En
esta pieza de alquiler fue citada por el hombre que había sido su
marido; y queriendo tenerla, queriendo quedársela, él la amó y la
mató y se mató.
Publican
los diarios uruguayos la foto del cuerpo que yace tumbado junto a la
cama, Delmira abatida por dos tiros de revólver, desnuda como sus
poemas, las medias caídas, toda desvestida de rojo:
—Vamos
más lejos en la noche, vamos...
Delmira
Agustini escribía en trance.

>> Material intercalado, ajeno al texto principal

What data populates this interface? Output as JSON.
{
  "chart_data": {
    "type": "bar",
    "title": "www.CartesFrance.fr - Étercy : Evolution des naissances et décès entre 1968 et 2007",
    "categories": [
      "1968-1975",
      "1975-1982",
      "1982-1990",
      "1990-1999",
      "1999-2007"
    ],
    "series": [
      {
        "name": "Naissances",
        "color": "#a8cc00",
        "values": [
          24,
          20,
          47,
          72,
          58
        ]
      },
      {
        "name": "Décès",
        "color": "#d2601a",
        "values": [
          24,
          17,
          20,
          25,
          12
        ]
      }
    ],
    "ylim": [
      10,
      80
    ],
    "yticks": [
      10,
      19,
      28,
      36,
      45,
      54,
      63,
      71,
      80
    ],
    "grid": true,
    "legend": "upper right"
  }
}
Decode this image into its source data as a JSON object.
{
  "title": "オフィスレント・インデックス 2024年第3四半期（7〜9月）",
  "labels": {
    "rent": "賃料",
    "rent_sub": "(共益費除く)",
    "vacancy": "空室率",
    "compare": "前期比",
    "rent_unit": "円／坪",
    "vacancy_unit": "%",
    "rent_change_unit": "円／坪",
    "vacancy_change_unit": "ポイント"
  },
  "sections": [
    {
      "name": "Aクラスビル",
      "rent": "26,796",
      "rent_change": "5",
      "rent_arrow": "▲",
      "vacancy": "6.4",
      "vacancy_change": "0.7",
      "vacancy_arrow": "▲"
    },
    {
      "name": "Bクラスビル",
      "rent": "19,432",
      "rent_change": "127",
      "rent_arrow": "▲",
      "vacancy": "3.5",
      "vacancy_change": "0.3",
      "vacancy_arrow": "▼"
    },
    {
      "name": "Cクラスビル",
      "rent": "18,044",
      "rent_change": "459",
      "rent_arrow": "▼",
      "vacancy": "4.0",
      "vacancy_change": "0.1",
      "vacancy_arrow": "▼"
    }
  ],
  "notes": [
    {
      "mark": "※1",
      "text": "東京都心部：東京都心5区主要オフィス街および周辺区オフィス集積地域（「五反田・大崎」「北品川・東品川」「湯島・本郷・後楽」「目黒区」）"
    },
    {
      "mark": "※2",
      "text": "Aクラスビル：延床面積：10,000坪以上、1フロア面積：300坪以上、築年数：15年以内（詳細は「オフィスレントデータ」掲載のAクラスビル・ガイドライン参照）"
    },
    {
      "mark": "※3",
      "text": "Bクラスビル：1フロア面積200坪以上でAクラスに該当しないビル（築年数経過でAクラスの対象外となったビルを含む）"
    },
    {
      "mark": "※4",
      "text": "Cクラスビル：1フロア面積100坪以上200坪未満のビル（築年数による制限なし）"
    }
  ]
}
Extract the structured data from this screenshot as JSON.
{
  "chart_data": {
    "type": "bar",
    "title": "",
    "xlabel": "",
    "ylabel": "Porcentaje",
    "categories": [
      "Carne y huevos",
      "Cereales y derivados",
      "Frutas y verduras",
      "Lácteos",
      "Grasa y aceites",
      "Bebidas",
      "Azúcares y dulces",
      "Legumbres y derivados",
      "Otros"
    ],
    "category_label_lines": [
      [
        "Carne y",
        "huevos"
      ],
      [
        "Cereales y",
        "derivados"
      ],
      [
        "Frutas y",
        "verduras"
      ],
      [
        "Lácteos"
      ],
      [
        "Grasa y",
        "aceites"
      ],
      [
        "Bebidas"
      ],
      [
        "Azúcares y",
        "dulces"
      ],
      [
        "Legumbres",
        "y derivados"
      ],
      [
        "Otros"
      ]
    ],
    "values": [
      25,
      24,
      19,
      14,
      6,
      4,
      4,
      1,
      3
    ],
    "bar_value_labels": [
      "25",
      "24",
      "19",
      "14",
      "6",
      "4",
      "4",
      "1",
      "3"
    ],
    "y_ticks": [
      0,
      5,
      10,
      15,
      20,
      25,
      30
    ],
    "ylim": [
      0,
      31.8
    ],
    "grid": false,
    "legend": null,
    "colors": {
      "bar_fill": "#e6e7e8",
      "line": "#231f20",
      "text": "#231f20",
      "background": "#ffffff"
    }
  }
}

Había cantado a las fiebres del amor
sin pacatos disimulos, y había sido condenada por quienes castigan
en las mujeres lo que en los hombres aplauden, porque la castidad es
un deber femenino y el deseo, como la razón, un privilegio
masculino. En el Uruguay marchan las leyes por delante de la gente,
que todavía separa el alma del cuerpo como si fueran la Bella y la
Bestia. De modo que ante el cadáver de Delmira se derraman lágrimas
y frases a propósito de tan sensible pérdida de las letras
nacionales, pero en el fondo los dolientes suspiran con alivio: la
muerta muerta está, y más vale así.
Pero,
¿muerta está? ¿No serán sombra de su voz y eco de su cuerpo todos
los amantes que en las noches del mundo ardan? ¿No le harán un
lugarcito en las noches del mundo para que cante su boca desatada y
dancen sus pies resplandecientes?
Memoria del fuego III. El siglo del viento, 1986.